Mistakes in code or configuration can be introduced whenever code or configuration is deployed. When teams do not address their tech debt, the risk of such faults rises.
Servers, storage devices, and networks are all susceptible to failure. At small scale (e.g. individual hard drives), this happens all the time, but in the cloud, such small scale failures are often abstracted away so that your application never even "sees" any fault. Larger scale issues such as entire racks or widespread data center issues (like fires or power outages) can also occur. Even at larger scale, your applications can be designed to be resilient to these events (see Resilience in the cloud below). Huge scale events that impact all data centers in a geographic location are also possible, like a meteor strike that flattens multiple data centers. However events like this, of that scale, are highly unlikely.
Corruption or deletion of data can occur accidentally or maliciously. Errors in code or deployment can also cause data to be corrupted or deleted.
Your application depends on other systems such as AWS services and third-party dependencies, as well as DNS resolution and the internet itself. Faults, or changes in behavior, of these can impact your application.
When a fault occurs, it can cause the application to become unavailable. The Resilience Analysis Framework has identified five common categories of failures abbreviated as SEEMS, named for the first letter of each failure mode listed as follows:
This is when a fault in one component or location cascades to other components or locations. For example, a request to a server triggers a bug that causes the server to fail. That failed request is retried by the client, impacting another server in the fleet, and continuing until all servers have failed.
Apply these best practices to protect your application from this failure mode:
- Use fault isolation to protect your workload (Well-Architected best practices).
Without sufficient capacity to handle high demand, users will face slow and failed responses as resources are exhausted. For example, if AWS Lambda concurrency is limited to 100 in-flight requests, and if requests take 1 second each to process, then when traffic exceeds 100 requests per second, they will be throttled, which can manifest as unavailability to the end user of your application. Concurrency limit can be calculated like this:
Required Lambda Concurrency = Function duration X Request rate
Apply these best practices to protect your application from this failure mode:
- Design your workload to adapt to changes in demand (Well-Architected best practices).
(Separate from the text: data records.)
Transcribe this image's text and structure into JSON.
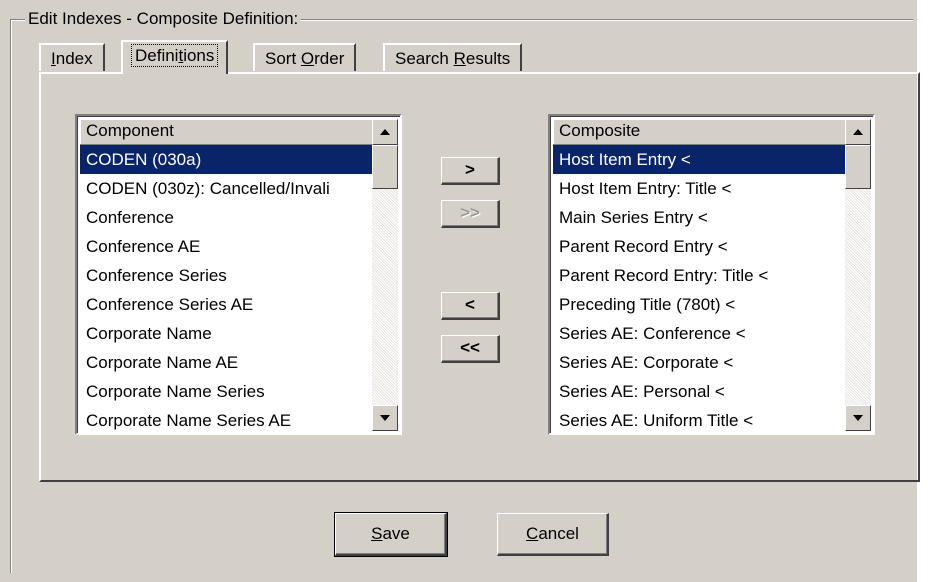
{
  "group": {
    "title": "Edit Indexes - Composite Definition:"
  },
  "tabs": [
    {
      "pre": "",
      "key": "I",
      "post": "ndex",
      "active": false
    },
    {
      "pre": "Defini",
      "key": "t",
      "post": "ions",
      "active": true
    },
    {
      "pre": "Sort ",
      "key": "O",
      "post": "rder",
      "active": false
    },
    {
      "pre": "Search ",
      "key": "R",
      "post": "esults",
      "active": false
    }
  ],
  "component_list": {
    "header": "Component",
    "items": [
      "CODEN (030a)",
      "CODEN (030z): Cancelled/Invali",
      "Conference",
      "Conference AE",
      "Conference Series",
      "Conference Series AE",
      "Corporate Name",
      "Corporate Name AE",
      "Corporate Name Series",
      "Corporate Name Series AE"
    ],
    "selected_index": 0
  },
  "composite_list": {
    "header": "Composite",
    "items": [
      "Host Item Entry <",
      "Host Item Entry: Title <",
      "Main Series Entry <",
      "Parent Record Entry <",
      "Parent Record Entry: Title <",
      "Preceding Title (780t) <",
      "Series AE: Conference <",
      "Series AE: Corporate <",
      "Series AE: Personal <",
      "Series AE: Uniform Title <"
    ],
    "selected_index": 0
  },
  "transfer": {
    "add": ">",
    "add_all": ">>",
    "remove": "<",
    "remove_all": "<<"
  },
  "buttons": {
    "save": {
      "pre": "",
      "key": "S",
      "post": "ave"
    },
    "cancel": {
      "pre": "",
      "key": "C",
      "post": "ancel"
    }
  },
  "colors": {
    "face": "#d4d0c8",
    "selection": "#0a246a",
    "selection_text": "#ffffff"
  }
}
This is when system processing or network traffic latency for your application takes longer than allowed by the business requirements. For example, failures in a dependency might require multiple retries by your application when calling that dependency, which can cause perceived slowdowns to the application end user.
Apply these best practices to protect your application from this failure mode:
- Performance architecture selection (Well-Architected best practices).
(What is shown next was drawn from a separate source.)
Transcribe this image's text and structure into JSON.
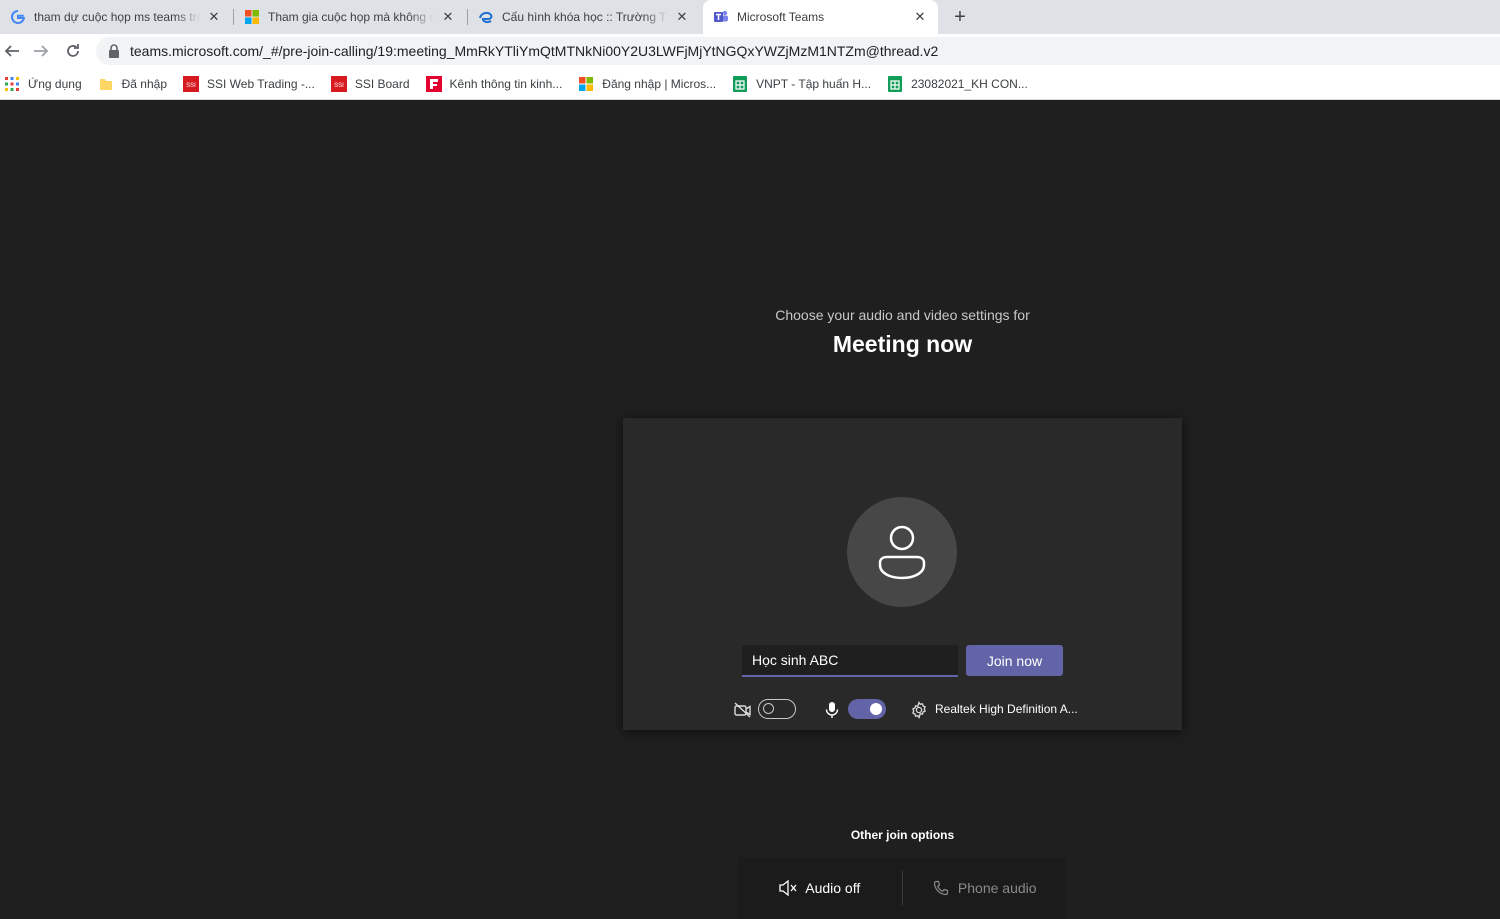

- Using trade-offs to improve performance (Well-Architected best practices).
As a direct result of code and configuration faults, bugs can cause application slowdowns, loss of availability, or even incorrect execution. For example, configuring a client with no timeout can leave it hanging indefinitely if there is a transient error calling the database. This can manifest as a lockup to the end user.
This was a real bug I had to fix here for my chaos engineering lab that would cause processes to lock up when the database failed over from primary to standby.
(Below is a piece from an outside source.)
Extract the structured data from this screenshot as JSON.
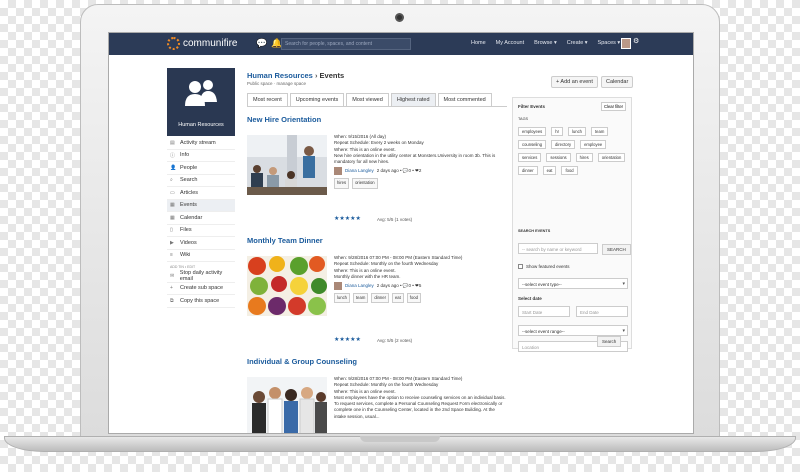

You can also have misconfigurations other than code bugs, such as network control lists that block traffic they should not, or choosing insufficient memory/CPU for you Lambda function.
Apply these best practices to protect your application from this failure mode:
- Design for operations: Adopt approaches that improve the flow of changes into production and that help refactoring, fast feedback on quality, and bug fixing (Well-Architected best practices).
This is when a failure in a single component disrupts the application due to lack of redundancy of that component. For example, if requests require a call to the relational database to succeed, and that database fails, then all requests fail unless there is a standby database that the application can fail over to.
Apply these best practices to protect your application from this failure mode:
- Design your workload to withstand component failures (Well-Architected best practices).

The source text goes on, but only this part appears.